You know, you can have all the opinions you want, but we actually know what effect good, smart, engaging primary care has on people of whatever socioeconomic level. We have the data. When a population gets good access not just to primary care, but to a medical home that reaches out to them, calls them up, gets them in for a physical, gives good preventive care, is available for questions, you actually see a marked, measurable improvement in health status, and a drop in costs – less hospital costs, fewer ER visits, everything expensive.

One big way to cut healthcare costs in this country is to provide better, smarter, earlier, more engaged primary care to everyone, no matter their insurance status or their socioeconomic level. It’s not just more humane, it’s cheaper.

Guest
Dec 2, 2011

Yep.

“Hot Spotters”

Guest
Dr. Mike
Dec 2, 2011

“One big way to cut healthcare costs in this country is to provide better, smarter, earlier, more engaged primary care to everyone, no matter their insurance status or their socioeconomic level. It’s not just more humane, it’s cheaper.”

Agree 100%. But we do have to pay for it, unfortunately. But making what you describe more affordable to us as a society fortunately has the added benefit of making it better. If you give BOTH the patient and the provider incentives, financial and otherwise, to use the precious healthcare resources wisely, you are more likely to succeed, especially if you manage to “align their incentives.” I feel that if those who desire what you describe were more willing to accept and even promote free-market type incentives as part of such a reform, that you might have more greater success in convincing a majority to move in this direction.

Guest
Nate Ogden
Dec 2, 2011

The disengenous 50 million uninsured does include illegal aliens, the 14 million eligibile for medicaid that don’t enroll does not

Remember there are only around 5 million americans that truly can’t get insurance.

If we assigned a person physician to every single person to follow them around and give them advise on every decision we would have amazing outcomes. Obviously that is not affordable. Neither is outsourcing personal responsibility to a medical home. To solve the problem individuals need to stop being the problem, and not with billions in coaching and bribes.
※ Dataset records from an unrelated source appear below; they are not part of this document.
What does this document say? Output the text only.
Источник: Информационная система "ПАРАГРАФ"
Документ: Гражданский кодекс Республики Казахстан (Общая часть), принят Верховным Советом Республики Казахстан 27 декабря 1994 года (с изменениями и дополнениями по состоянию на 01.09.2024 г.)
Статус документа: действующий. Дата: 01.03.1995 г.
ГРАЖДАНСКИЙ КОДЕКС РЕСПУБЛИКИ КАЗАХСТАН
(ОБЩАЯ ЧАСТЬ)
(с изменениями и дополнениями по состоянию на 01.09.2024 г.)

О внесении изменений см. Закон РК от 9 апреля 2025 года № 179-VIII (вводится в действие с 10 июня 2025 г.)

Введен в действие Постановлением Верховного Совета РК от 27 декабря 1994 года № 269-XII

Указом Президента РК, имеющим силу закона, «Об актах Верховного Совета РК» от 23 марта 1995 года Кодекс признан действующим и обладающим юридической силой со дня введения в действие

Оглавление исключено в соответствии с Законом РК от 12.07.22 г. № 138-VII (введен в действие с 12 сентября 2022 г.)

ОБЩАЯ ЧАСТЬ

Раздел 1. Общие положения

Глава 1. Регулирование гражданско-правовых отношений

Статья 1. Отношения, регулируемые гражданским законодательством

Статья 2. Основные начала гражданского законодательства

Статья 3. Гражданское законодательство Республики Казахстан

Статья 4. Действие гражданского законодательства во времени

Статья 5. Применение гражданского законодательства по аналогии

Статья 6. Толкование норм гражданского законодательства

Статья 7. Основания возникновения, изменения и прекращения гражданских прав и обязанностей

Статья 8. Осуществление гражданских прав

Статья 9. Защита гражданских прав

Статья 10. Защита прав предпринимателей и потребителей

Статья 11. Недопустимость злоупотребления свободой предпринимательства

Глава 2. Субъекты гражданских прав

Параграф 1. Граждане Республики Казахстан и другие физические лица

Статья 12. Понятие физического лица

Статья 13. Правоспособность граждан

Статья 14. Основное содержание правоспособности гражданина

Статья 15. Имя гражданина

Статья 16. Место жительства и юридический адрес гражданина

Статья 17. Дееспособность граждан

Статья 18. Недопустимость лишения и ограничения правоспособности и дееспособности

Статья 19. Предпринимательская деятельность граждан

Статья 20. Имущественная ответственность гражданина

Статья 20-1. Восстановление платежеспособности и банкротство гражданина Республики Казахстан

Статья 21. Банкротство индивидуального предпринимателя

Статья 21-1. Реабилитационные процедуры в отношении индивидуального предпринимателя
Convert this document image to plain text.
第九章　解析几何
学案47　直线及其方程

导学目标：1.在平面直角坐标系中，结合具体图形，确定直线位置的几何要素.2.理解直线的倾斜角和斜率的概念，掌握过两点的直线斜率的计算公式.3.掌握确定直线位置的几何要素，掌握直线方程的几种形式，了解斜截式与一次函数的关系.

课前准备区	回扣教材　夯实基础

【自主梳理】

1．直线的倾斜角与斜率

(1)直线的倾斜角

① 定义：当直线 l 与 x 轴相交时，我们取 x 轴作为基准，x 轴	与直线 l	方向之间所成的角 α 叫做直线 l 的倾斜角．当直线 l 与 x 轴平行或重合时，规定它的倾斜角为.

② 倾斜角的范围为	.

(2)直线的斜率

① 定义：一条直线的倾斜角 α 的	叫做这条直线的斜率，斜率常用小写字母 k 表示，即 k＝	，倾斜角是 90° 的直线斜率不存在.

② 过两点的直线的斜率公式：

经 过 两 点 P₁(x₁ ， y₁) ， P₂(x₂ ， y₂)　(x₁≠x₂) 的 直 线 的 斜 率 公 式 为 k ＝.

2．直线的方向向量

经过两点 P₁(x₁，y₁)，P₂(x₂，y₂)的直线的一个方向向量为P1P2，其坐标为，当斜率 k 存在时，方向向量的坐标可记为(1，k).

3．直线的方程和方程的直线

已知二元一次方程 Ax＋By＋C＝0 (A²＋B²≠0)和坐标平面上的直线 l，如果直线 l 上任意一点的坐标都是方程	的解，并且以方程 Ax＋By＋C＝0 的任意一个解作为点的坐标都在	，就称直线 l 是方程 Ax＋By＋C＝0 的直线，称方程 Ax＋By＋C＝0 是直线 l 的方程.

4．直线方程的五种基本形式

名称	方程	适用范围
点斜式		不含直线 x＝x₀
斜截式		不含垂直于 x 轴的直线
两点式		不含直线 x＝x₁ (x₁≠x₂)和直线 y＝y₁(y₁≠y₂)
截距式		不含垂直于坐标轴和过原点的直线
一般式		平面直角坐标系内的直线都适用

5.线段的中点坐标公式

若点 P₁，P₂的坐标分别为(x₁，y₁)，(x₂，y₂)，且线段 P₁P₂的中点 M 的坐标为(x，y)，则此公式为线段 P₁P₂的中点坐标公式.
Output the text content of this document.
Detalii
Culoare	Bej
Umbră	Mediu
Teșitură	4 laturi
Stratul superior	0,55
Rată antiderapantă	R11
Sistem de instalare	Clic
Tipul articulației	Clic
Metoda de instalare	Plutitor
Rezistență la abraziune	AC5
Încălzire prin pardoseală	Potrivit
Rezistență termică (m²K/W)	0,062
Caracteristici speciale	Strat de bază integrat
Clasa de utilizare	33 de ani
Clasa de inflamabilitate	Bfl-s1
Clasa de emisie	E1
Cheaper is relative and does not mean affordable.

Guest
Dec 2, 2011

> there are only around 5 million americans that truly can’t get insurance.

Depends on your definition of “can’t,” along with “for how much” and “for what.”

> If we assigned a person physician to every single person to follow them around and give them advise on every decision we would have amazing outcomes. Obviously that is not affordable.

Wrong. We have the data. The Vermont Blueprint’s actual extra costs are $17 per person per year, and result in a 12% overall reduction in healthcare costs for the whole covered population – Medicare, private insured, whatever. Same percentage with the Atlantic City Special Care Center, cited in the “hotspotters” article – a 25% reduction on the costs of the top 5% of users (who typically consume 50% of the costs) – employed, insured people. Alaska Natives Healthcare Service – huge reductions in utilizations, with big rise in health markers and patient satisfaction. Orriant’s clients, with individual companies experiencing a 7% drop in costs over a time when everyone else’s costs went up 44% – and a broad range of health markers went steadily up.

> Cheaper is relative and does not mean affordable.

“Affordable?” In these examples, the cost to the payers is less than zero. That sounds more than affordable to me. It sounds compelling. Now that we have the data, for any organization that has to pay the healthcare costs of any population, not providing better, earlier, more engaged, smarter care for that population is coming to look like a manifestly stupid business decision.